Since 2011, Minnesota has been doing quite well for itself. The state has created more than 170,000 jobs, according to the Huffington Post. Its unemployment rate stands at 3.6% — the fifth-lowest in the country, and far below the nationwide rate of 5.7% — and the state government boasts a budget surplus of $1 billion. Forbes considers Minnesota one of the top 10 in the country for business.
Given that Minnesota's governor is a well-connected millionaire whose family controls the Target fortune, one could be forgiven for thinking this was the result of embracing the corporate world. But in fact, over the past four years, the state has undergone a series of policy reforms that most of the corporate world decries: It has imposed higher taxes on the wealthy and raised the minimum wage.
When each of these progressive policies was initially proposed, Minnesota Republicans made dire predictions about their effects on the economy, and argued that bleeding-heart concerns about economic fairness would stifle growth. Despite all the warnings, Minnesota's economy hasn't tanked. Instead, it's sailing with greater force than it has in years.
How Minnesota did it: The progressive economic policies in the North Star State came into being after the election of Democratic Gov. Mark Dayton. In 2010, Dayton surprised many political observers in Minnesota when he managed to win the governor's mansion, the first Democrat to seize it in more than two decades. His political career up until that point was mainly defined by failure, despite the fact that he was a billionaire heir with countless resources.
Dayton's margin of victory wasn't impressive, but he was eventually able to make a dramatic mark on the direction of the state's public policies. He instituted a wide variety of progressive policies that rendered him the "most liberal governor in the country in terms of his willingness to raise taxes and to spend," University of Minnesota political scientist Larry Jacobs told Mother Jones.
In the last few years, Minnesota took a number of measures to make its taxation and wages more progressive. Mother Jones reports that Dayton targeted the top 2% with a tax raise — "one of the largest hikes in state history." Corporate taxes increased. The state income tax on the highest earners increased to 9.85% in 2013, making it the fourth highest in the nation, according to the Tax Foundation.

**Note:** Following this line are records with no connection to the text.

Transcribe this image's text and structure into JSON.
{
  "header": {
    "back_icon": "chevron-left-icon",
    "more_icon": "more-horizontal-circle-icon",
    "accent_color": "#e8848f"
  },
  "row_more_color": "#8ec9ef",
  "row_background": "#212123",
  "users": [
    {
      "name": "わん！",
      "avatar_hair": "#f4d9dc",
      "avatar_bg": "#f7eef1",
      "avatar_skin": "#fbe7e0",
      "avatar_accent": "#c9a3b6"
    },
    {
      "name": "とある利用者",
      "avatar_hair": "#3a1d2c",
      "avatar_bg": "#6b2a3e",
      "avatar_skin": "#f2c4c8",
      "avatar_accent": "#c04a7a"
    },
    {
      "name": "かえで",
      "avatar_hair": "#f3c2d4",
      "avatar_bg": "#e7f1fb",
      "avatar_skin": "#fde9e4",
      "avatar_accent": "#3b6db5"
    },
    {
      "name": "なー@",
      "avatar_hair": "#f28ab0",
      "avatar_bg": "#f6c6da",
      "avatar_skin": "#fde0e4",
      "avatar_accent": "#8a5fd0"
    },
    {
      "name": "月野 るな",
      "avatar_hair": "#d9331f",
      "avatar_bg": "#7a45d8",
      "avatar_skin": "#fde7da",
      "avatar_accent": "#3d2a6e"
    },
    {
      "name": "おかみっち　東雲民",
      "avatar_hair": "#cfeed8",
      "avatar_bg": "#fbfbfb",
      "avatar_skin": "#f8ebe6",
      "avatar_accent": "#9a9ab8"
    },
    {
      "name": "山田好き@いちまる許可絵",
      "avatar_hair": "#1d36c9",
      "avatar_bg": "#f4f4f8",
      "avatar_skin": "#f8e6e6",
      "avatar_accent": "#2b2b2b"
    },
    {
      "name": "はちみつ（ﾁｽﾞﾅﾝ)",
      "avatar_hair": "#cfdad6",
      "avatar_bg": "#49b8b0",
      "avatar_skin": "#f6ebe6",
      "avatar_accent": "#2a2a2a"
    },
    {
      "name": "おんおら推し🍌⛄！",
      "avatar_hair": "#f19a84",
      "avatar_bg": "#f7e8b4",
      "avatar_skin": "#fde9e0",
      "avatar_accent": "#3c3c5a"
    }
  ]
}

The state's minimum wage is set to increase to $9.50 by 2016, and last year Dayton signed a sweeping bill strengthening protections for women in the workplace and guaranteeing equal pay. Other progressive measures have included a tuition freeze at public universities and two-year colleges, increased spending on public education and increased unionization, according to Mother Jones.
The critics who feared Dayton's campaign to have the top 2% pay their fair share would ruin growth and cause business interests to flee appear to have been crying wolf. Minnesota's labor market is healthy. Minnesota was ranked one of the fastest-growing economies in the country by the Bureau of Economic Analysis in 2013. Gallup found economic confidence in the state to be the highest in the nation.
A tale of two states: As Minnesota has enjoyed economic success, observers have often compared the state's situation to that of its neighbor Wisconsin. Republican Scott Walker also won the governor's mansion in Wisconsin in 2010, but pursued a deeply conservative agenda for managing the economy. He made huge spending cuts to vital services ranging from education to health care. He reduced taxes on the wealthy, and got rid of tax credits for low-wage earners.
By a number of measures, Wisconsin hasn't fared as well as Minnesota. As the Milwaukee Sentinel Journal reports, Wisconsin's job growth has been among the worst in the region, and income growth is one of the worst in the country. It has a higher unemployment rate than Minnesota. And the budget is in bad shape:
Our transportation budget has a $750 million hole in it, our health care budget is $760 million in the red, and that's all on top of a $1.8 billion general budget deficit. Add it up and Walker has essentially taken a balanced budget and turned it into a deficit nearly as large as the one created by the worst economic disaster since the Great Depression.
Now, no political leader can take full credit or blame for the economic health of the state they oversee — the economy is shaped by a number of structural factors and historic trends that any one politician has little control over. Consider, for example, that Minnesota's economy was outperforming Wisconsin by a number of measures beginning earlier than the recession.
But here's what we can say: Dayton's progressive vision for Minnesota has not ruined the economy, and has likely helped it. Walker's conservative vision has clearly not ushered in the free market paradise he envisioned. And it's noteworthy that since the Great Recession and the implementation of their divergent philosophies, Minnesota's economy has pulled further ahead of Wisconsin in several areas.
What's next? While Walker spends time running for president and making ill-advised comparisons between fighting organized labor and battling the Islamic State group, Dayton is busy thinking about how to invest in the ordinary people who make up Minnesota's economy.
Dayton began his second term in January and is already gunning to take advantage of his budget surplus. His new budget plan aims to boost spending on education from kindergarten through college, and he's angling to invest in public transit, paid sick time for workers and child care tax credits for middle-class families, according to Mother Jones. History suggests the investments will pay off.